Oftmals richten sich die repressiven staatlichen Maßnahmen nicht (nur) gegen Journalist/innen, sondern gegen die Verlage. Das beginnt mit der gekürzter Zuteilung von Druckpapier und mit der Verweigerung oder dem Entzug von Lizenzen und führt über den Boykott bei staatlichen Annoncen und Pressekonferenzen bis zur erzwungenen Medienkonzentration und zu staatlichen Monopolen im Medienbereich. Der Anteil ausländischer Eigentümer wird begrenzt. Unliebsame Verlage werden zu ausländischen Agenten erklärt, dementsprechend diskriminiert und gegebenenfalls sogar unter Zwangsverwaltung gestellt. 

Manchmal braucht man gar nicht den Staat, um die Pressefreiheit einzuengen. Vor allem wenn die Medien in der Hand von großen Konzernen mit wirtschaftlichen Eigeninteressen und politischer Einfluss- oder Rücksichtnahme liegen.

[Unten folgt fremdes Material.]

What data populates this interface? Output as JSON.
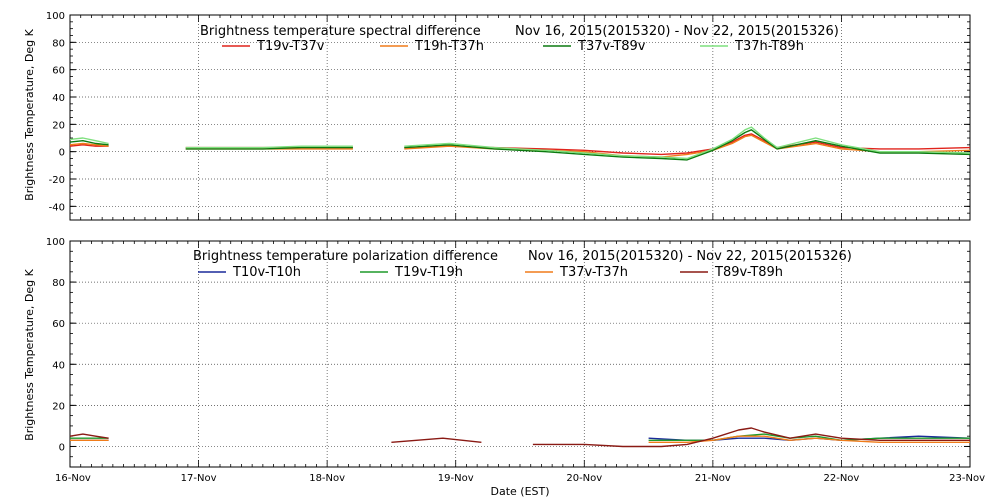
{
  "chart_data": [
    {
      "type": "line",
      "title": "Brightness temperature spectral difference",
      "date_range": "Nov 16, 2015(2015320)  -  Nov 22, 2015(2015326)",
      "ylabel": "Brightness Temperature, Deg K",
      "ylim": [
        -50,
        100
      ],
      "yticks": [
        -40,
        -20,
        0,
        20,
        40,
        60,
        80,
        100
      ],
      "grid": true,
      "legend_position": "top",
      "series": [
        {
          "name": "T19v-T37v",
          "color": "#e0241c",
          "x": [
            16.0,
            16.1,
            16.2,
            16.3,
            16.9,
            17.2,
            17.5,
            17.8,
            18.2,
            18.6,
            18.95,
            19.3,
            19.7,
            20.0,
            20.3,
            20.6,
            20.8,
            21.0,
            21.15,
            21.25,
            21.3,
            21.4,
            21.5,
            21.8,
            22.0,
            22.3,
            22.6,
            23.0
          ],
          "y": [
            4,
            5,
            4,
            4,
            3,
            3,
            3,
            3,
            3,
            3,
            4,
            3,
            2,
            1,
            -1,
            -2,
            -1,
            2,
            7,
            12,
            13,
            8,
            3,
            7,
            3,
            2,
            2,
            3
          ]
        },
        {
          "name": "T19h-T37h",
          "color": "#f07c1a",
          "x": [
            16.0,
            16.1,
            16.2,
            16.3,
            16.9,
            17.2,
            17.5,
            17.8,
            18.2,
            18.6,
            18.95,
            19.3,
            19.7,
            20.0,
            20.3,
            20.6,
            20.8,
            21.0,
            21.15,
            21.25,
            21.3,
            21.4,
            21.5,
            21.8,
            22.0,
            22.3,
            22.6,
            23.0
          ],
          "y": [
            5,
            6,
            5,
            4,
            2,
            2,
            2,
            2,
            2,
            2,
            4,
            2,
            1,
            0,
            -3,
            -4,
            -2,
            1,
            6,
            11,
            12,
            7,
            2,
            6,
            2,
            0,
            0,
            1
          ]
        },
        {
          "name": "T37v-T89v",
          "color": "#0b7a10",
          "x": [
            16.0,
            16.1,
            16.2,
            16.3,
            16.9,
            17.2,
            17.5,
            17.8,
            18.2,
            18.6,
            18.95,
            19.3,
            19.7,
            20.0,
            20.3,
            20.6,
            20.8,
            21.0,
            21.15,
            21.25,
            21.3,
            21.4,
            21.5,
            21.8,
            22.0,
            22.3,
            22.6,
            23.0
          ],
          "y": [
            7,
            8,
            6,
            5,
            2,
            2,
            2,
            3,
            3,
            3,
            5,
            2,
            0,
            -2,
            -4,
            -5,
            -6,
            1,
            8,
            14,
            16,
            9,
            2,
            8,
            4,
            -1,
            -1,
            -2
          ]
        },
        {
          "name": "T37h-T89h",
          "color": "#7fe07f",
          "x": [
            16.0,
            16.1,
            16.2,
            16.3,
            16.9,
            17.2,
            17.5,
            17.8,
            18.2,
            18.6,
            18.95,
            19.3,
            19.7,
            20.0,
            20.3,
            20.6,
            20.8,
            21.0,
            21.15,
            21.25,
            21.3,
            21.4,
            21.5,
            21.8,
            22.0,
            22.3,
            22.6,
            23.0
          ],
          "y": [
            9,
            10,
            8,
            6,
            3,
            3,
            3,
            4,
            4,
            4,
            6,
            3,
            1,
            -1,
            -3,
            -4,
            -5,
            2,
            9,
            16,
            18,
            10,
            3,
            10,
            5,
            0,
            0,
            -1
          ]
        }
      ]
    },
    {
      "type": "line",
      "title": "Brightness temperature polarization difference",
      "date_range": "Nov 16, 2015(2015320)  -  Nov 22, 2015(2015326)",
      "ylabel": "Brightness Temperature, Deg K",
      "xlabel": "Date (EST)",
      "ylim": [
        -10,
        100
      ],
      "yticks": [
        0,
        20,
        40,
        60,
        80,
        100
      ],
      "xticks": [
        "16-Nov",
        "17-Nov",
        "18-Nov",
        "19-Nov",
        "20-Nov",
        "21-Nov",
        "22-Nov",
        "23-Nov"
      ],
      "grid": true,
      "legend_position": "top",
      "series": [
        {
          "name": "T10v-T10h",
          "color": "#1a2a9a",
          "x": [
            16.0,
            16.1,
            16.2,
            16.3,
            16.9,
            17.5,
            18.0,
            18.5,
            19.0,
            19.5,
            20.0,
            20.5,
            20.8,
            21.0,
            21.2,
            21.4,
            21.6,
            21.8,
            22.0,
            22.3,
            22.6,
            23.0
          ],
          "y": [
            3,
            3,
            3,
            3,
            2,
            3,
            3,
            3,
            3,
            3,
            4,
            4,
            3,
            3,
            4,
            4,
            3,
            4,
            3,
            4,
            5,
            4
          ]
        },
        {
          "name": "T19v-T19h",
          "color": "#1f9a2a",
          "x": [
            16.0,
            16.1,
            16.2,
            16.3,
            16.9,
            17.5,
            18.0,
            18.5,
            19.0,
            19.5,
            20.0,
            20.5,
            20.8,
            21.0,
            21.2,
            21.4,
            21.6,
            21.8,
            22.0,
            22.3,
            22.6,
            23.0
          ],
          "y": [
            4,
            4,
            4,
            4,
            2,
            2,
            2,
            3,
            2,
            3,
            3,
            3,
            3,
            3,
            5,
            6,
            4,
            5,
            3,
            4,
            4,
            4
          ]
        },
        {
          "name": "T37v-T37h",
          "color": "#f07c1a",
          "x": [
            16.0,
            16.1,
            16.2,
            16.3,
            16.9,
            17.5,
            18.0,
            18.5,
            19.0,
            19.5,
            20.0,
            20.5,
            20.8,
            21.0,
            21.2,
            21.4,
            21.6,
            21.8,
            22.0,
            22.3,
            22.6,
            23.0
          ],
          "y": [
            3,
            3,
            3,
            3,
            2,
            2,
            2,
            2,
            2,
            2,
            2,
            2,
            2,
            3,
            5,
            5,
            3,
            4,
            3,
            2,
            2,
            2
          ]
        },
        {
          "name": "T89v-T89h",
          "color": "#8a1a14",
          "x": [
            16.0,
            16.1,
            16.2,
            16.3,
            16.9,
            17.5,
            18.0,
            18.5,
            18.9,
            19.2,
            19.6,
            20.0,
            20.3,
            20.6,
            20.8,
            21.0,
            21.2,
            21.3,
            21.4,
            21.6,
            21.8,
            22.0,
            22.3,
            22.6,
            23.0
          ],
          "y": [
            5,
            6,
            5,
            4,
            2,
            2,
            2,
            2,
            4,
            2,
            1,
            1,
            0,
            0,
            1,
            4,
            8,
            9,
            7,
            4,
            6,
            4,
            3,
            3,
            3
          ]
        }
      ]
    }
  ]
}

Beispiele dafür sind Italien, Frankreich, Griechenland und die Türkei. Wenn Journalist/innen Korruption oder andere Missstände aufdecken wollen, setzen die betroffenen Unternehmen gern ihre Macht und ihre Beziehungen ein. Zum Beispiel erklären sie dann relevante Informationen zu Geschäftsgeheimnissen und beziehen sie damit auf die Schutzfunktion einer entsprechenden EU-Richtlinie.

Die Häufigkeit von weltweiten Einschränkungen und Behinderungen der Pressefreiheit belegt eindeutig, wie notwendig ein ‘Tag der Pressefreiheit’, die Aktivitäten und Dokumentationen der Reporter ohne Grenzen, internationale Konventionen zum Schutz von Meinungs- und Pressefreiheit und die Bemühungen der UNESCO und anderer Institutionen auf diesem Feld sind. Es ist zu befürchten, dass der Kampf um Pressefreiheit noch lange dauern wird.

Über Heiner Jüttner:

Der Autor war von 1972 bis 1982 FDP-Mitglied, 1980 Bundestagskandidat, 1981-1982 Vorsitzender in Aachen, 1982-1983 Landesvorsitzender der Liberalen Demokraten NRW, 1984 bis 1991 Ratsmitglied der Grünen in Aachen, 1991-98 Beigeordneter der Stadt Aachen. 1999–2007 kaufmännischer Geschäftsführer der Wassergewinnungs- und -aufbereitungsgesellschaft Nordeifel, die die Stadt Aachen und den Kreis Aachen mit Trinkwasser beliefert.